While in the past students have been encouraged by some professors to attend class even if they're feeling slightly ill, Executive Vice President and Provost Pam Benoit and Faculty Senate Chair Joe McLaughlin are encouraging faculty to consider adjusting their attendance policies to the reality that students should not come to class if they experience any H1N1 symptoms.
In an e-mail sent out to all faculty, McLaughlin and Benoit ask professors and instructors to consider how they can change their syllabi in the event of an outbreak, how they can use technology to avoid contact with ill students, and how to help students make up for lost time after an outbreak.
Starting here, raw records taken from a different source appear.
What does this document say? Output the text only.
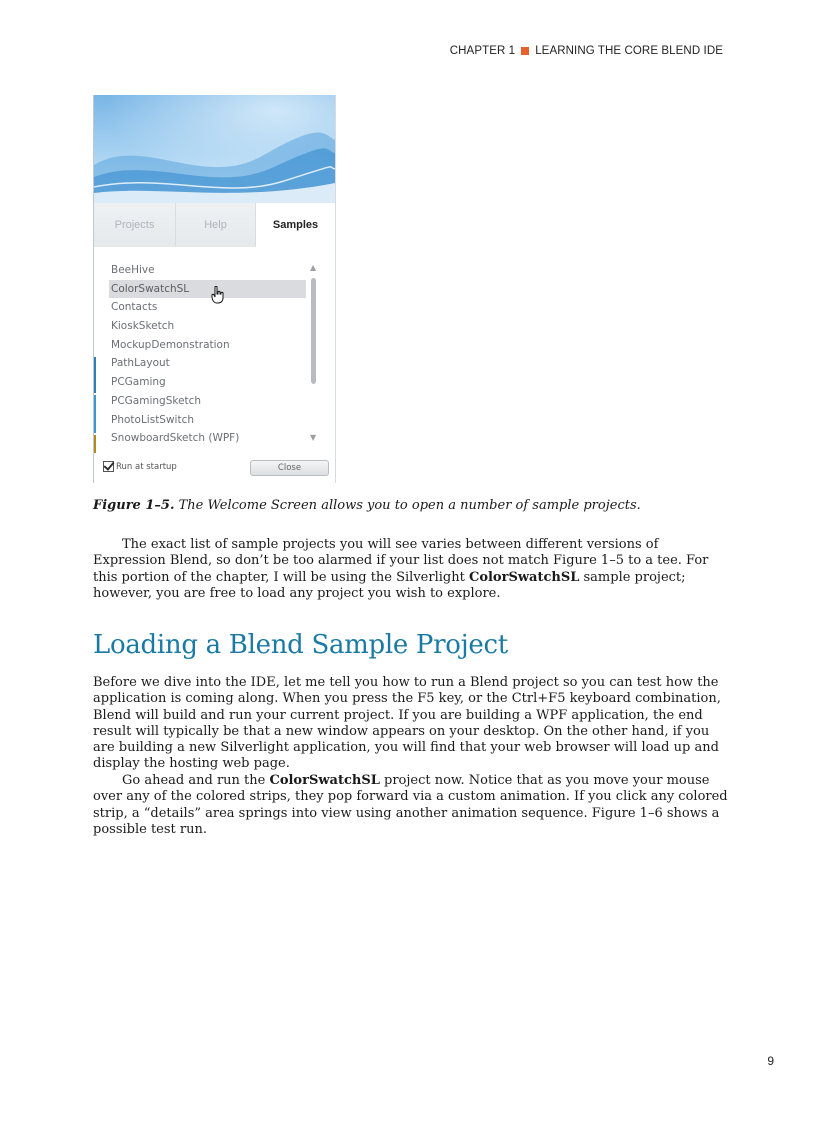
CHAPTER 1 LEARNING THE CORE BLEND IDE
Projects	Help	Samples
BeeHive
ColorSwatchSL
Contacts
KioskSketch
MockupDemonstration
PathLayout
PCGaming
PCGamingSketch
PhotoListSwitch
SnowboardSketch (WPF)
▲
▼
Run at startup	Close
Figure 1–5. The Welcome Screen allows you to open a number of sample projects.

The exact list of sample projects you will see varies between different versions of Expression Blend, so don’t be too alarmed if your list does not match Figure 1–5 to a tee. For this portion of the chapter, I will be using the Silverlight ColorSwatchSL sample project; however, you are free to load any project you wish to explore.

Loading a Blend Sample Project

Before we dive into the IDE, let me tell you how to run a Blend project so you can test how the application is coming along. When you press the F5 key, or the Ctrl+F5 keyboard combination, Blend will build and run your current project. If you are building a WPF application, the end result will typically be that a new window appears on your desktop. On the other hand, if you are building a new Silverlight application, you will find that your web browser will load up and display the hosting web page.

Go ahead and run the ColorSwatchSL project now. Notice that as you move your mouse over any of the colored strips, they pop forward via a custom animation. If you click any colored strip, a “details” area springs into view using another animation sequence. Figure 1–6 shows a possible test run.

9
"The university is being very responsible about this, and I think faculty are as well," McLaughlin told The Athens NEWS. "The university is doing what it needs to do and doing a good job preparing faculty and staff and students for this."
Because many schools on the semester system went back to class weeks before OU, the university has had the opportunity to learn from how these schools have dealt with H1N1 outbreaks, said Scott Titsworth, a professor of communication studies.
"OU has had a proactive versus reactive approach," he said.
Titsworth teaches Communication 101, where he will have 400 people meeting in a classroom. In the past, he said he encouraged students to err on the side of coming to class, but this year he changed his syllabus to err on the side of not coming to class if they suspect they might have the flu. Titsworth is also considering video taping his lectures in the event of a large-scale H1N1 outbreak.
As for treating H1N1, a sick person just needs to rest and find someone to help take care of him or her, since the disease can be very debilitating. In some cases that involve severe dehydration, the sick person should go to the hospital to receive fluids. Also in severe cases, doctors may prescribe anti-viral drugs to lessen the effects of the disease, but these drugs cannot cure the virus completely, Hammer said.
Health officials will be very selective about patients receiving the anti-viral drugs, because a limited number of the drugs exist, Hammer said. They are only for the severely ill, he added.
"We don't want students to be scared. We want students to take precautions," said Kent Smith, vice president for student affairs. The university has purchased wipes and hand-sanitizer for offices across campus and has made sure that cleaning services are using the best-possible cleaning solutions, Smith said.